Le budget 2026 vient d’être marqué par un double durcissement de la fiscalité sur les grands groupes, adopté contre l’avis du gouvernement.
Deux mesures clés :
1. Une contribution exceptionnelle sur les superdividendes, portée par La France insoumise (LFI).
Elle vise les entreprises réalisant plus de 750 millions d’euros de chiffre d’affaires, dont les distributions ont augmenté de plus de 25 % par rapport à la période pré-Covid.
Le taux serait progressif, selon l’ampleur de la hausse des dividendes.
2.Une hausse de la taxe sur les rachats d’actions, défendue par le Rassemblement national (RN).

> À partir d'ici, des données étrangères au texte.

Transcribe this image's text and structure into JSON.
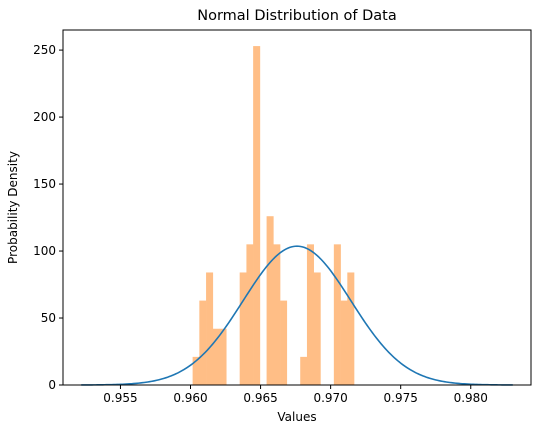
{
  "chart_data": {
    "type": "bar",
    "title": "Normal Distribution of Data",
    "xlabel": "Values",
    "ylabel": "Probability Density",
    "xlim": [
      0.9509,
      0.9843
    ],
    "ylim": [
      0,
      265
    ],
    "x_ticks": [
      0.955,
      0.96,
      0.965,
      0.97,
      0.975,
      0.98
    ],
    "x_tick_labels": [
      "0.955",
      "0.960",
      "0.965",
      "0.970",
      "0.975",
      "0.980"
    ],
    "y_ticks": [
      0,
      50,
      100,
      150,
      200,
      250
    ],
    "y_tick_labels": [
      "0",
      "50",
      "100",
      "150",
      "200",
      "250"
    ],
    "grid": false,
    "legend": false,
    "histogram": {
      "color": "#ffbe86",
      "bin_edges": [
        0.96015,
        0.96063,
        0.96111,
        0.96159,
        0.96207,
        0.96255,
        0.96303,
        0.96351,
        0.96399,
        0.96447,
        0.96495,
        0.96543,
        0.96591,
        0.96639,
        0.96687,
        0.96735,
        0.96783,
        0.96831,
        0.96879,
        0.96927,
        0.96975,
        0.97023,
        0.97071,
        0.97119,
        0.97167,
        0.97215,
        0.97263,
        0.97311,
        0.97359,
        0.97407,
        0.97455
      ],
      "values": [
        21,
        63,
        84,
        42,
        42,
        0,
        0,
        84,
        105,
        253,
        0,
        126,
        105,
        63,
        0,
        0,
        21,
        105,
        84,
        0,
        0,
        105,
        63,
        84,
        0,
        0,
        0,
        0,
        0,
        0
      ]
    },
    "pdf_curve": {
      "color": "#1f77b4",
      "mean": 0.9676,
      "std": 0.00385,
      "x_range": [
        0.9522,
        0.983
      ]
    }
  }
}
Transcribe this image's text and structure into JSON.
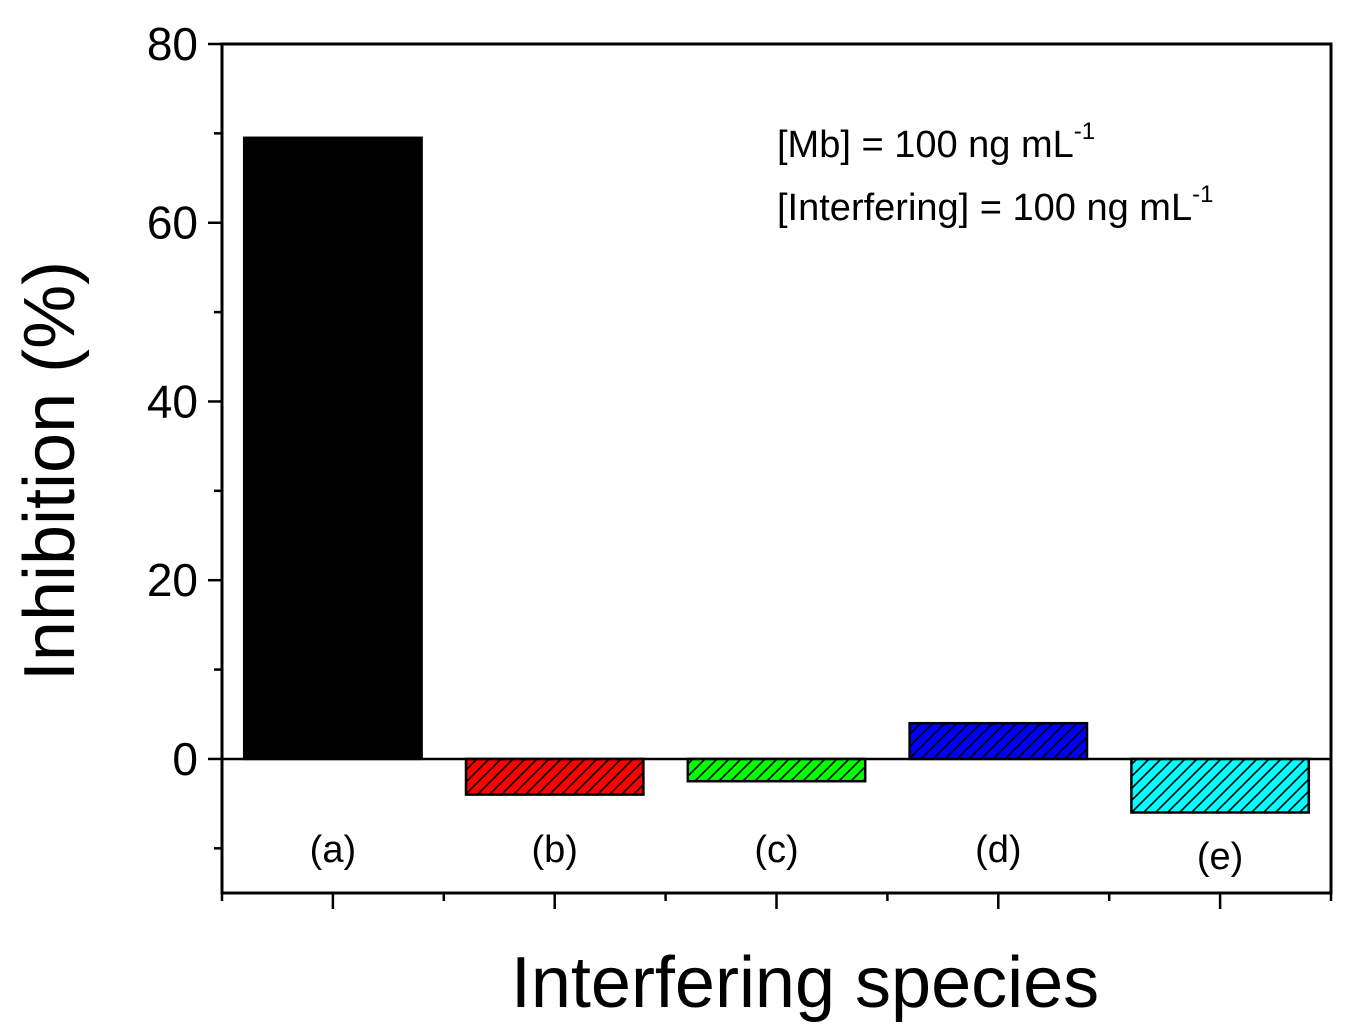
{
  "chart_data": {
    "type": "bar",
    "title": "",
    "xlabel": "Interfering species",
    "ylabel": "Inhibition (%)",
    "ylim": [
      -15,
      80
    ],
    "yticks": [
      0,
      20,
      40,
      60,
      80
    ],
    "grid": false,
    "categories": [
      "(a)",
      "(b)",
      "(c)",
      "(d)",
      "(e)"
    ],
    "values": [
      69.5,
      -4.0,
      -2.5,
      4.0,
      -6.0
    ],
    "colors": [
      "#000000",
      "#ff0000",
      "#00ff00",
      "#0000ff",
      "#00ffff"
    ],
    "patterns": [
      "solid",
      "hatch",
      "hatch",
      "hatch",
      "hatch"
    ],
    "annotations": [
      {
        "text": "[Mb] = 100 ng mL",
        "superscript": "-1"
      },
      {
        "text": "[Interfering] = 100 ng mL",
        "superscript": "-1"
      }
    ]
  }
}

Son taux passerait de 8 % à 33 %, et son champ serait élargi à toutes les entreprises dépassant le seuil de 750 millions d’euros de chiffre d’affaires.
Un signal politique fort.
Ces votes traduisent une volonté commune, à gauche comme à droite, de mieux encadrer la redistribution des profits dans un contexte de bénéfices records pour certaines entreprises.
Mais pour le gouvernement, c’est une “sanction de la réussite” : selon Amélie de Montchalin, ces mesures risquent de freiner la croissance, l’investissement et l’emploi.
Ce qu’il faut retenir :
Ces amendements ne sont pas encore définitifs — ils devront être validés dans la suite du parcours budgétaire.
Mais ils marquent un tournant symbolique : celui d’une fiscalité des entreprises de plus en plus scrutée, et désormais au cœur du débat sur le partage de la valeur.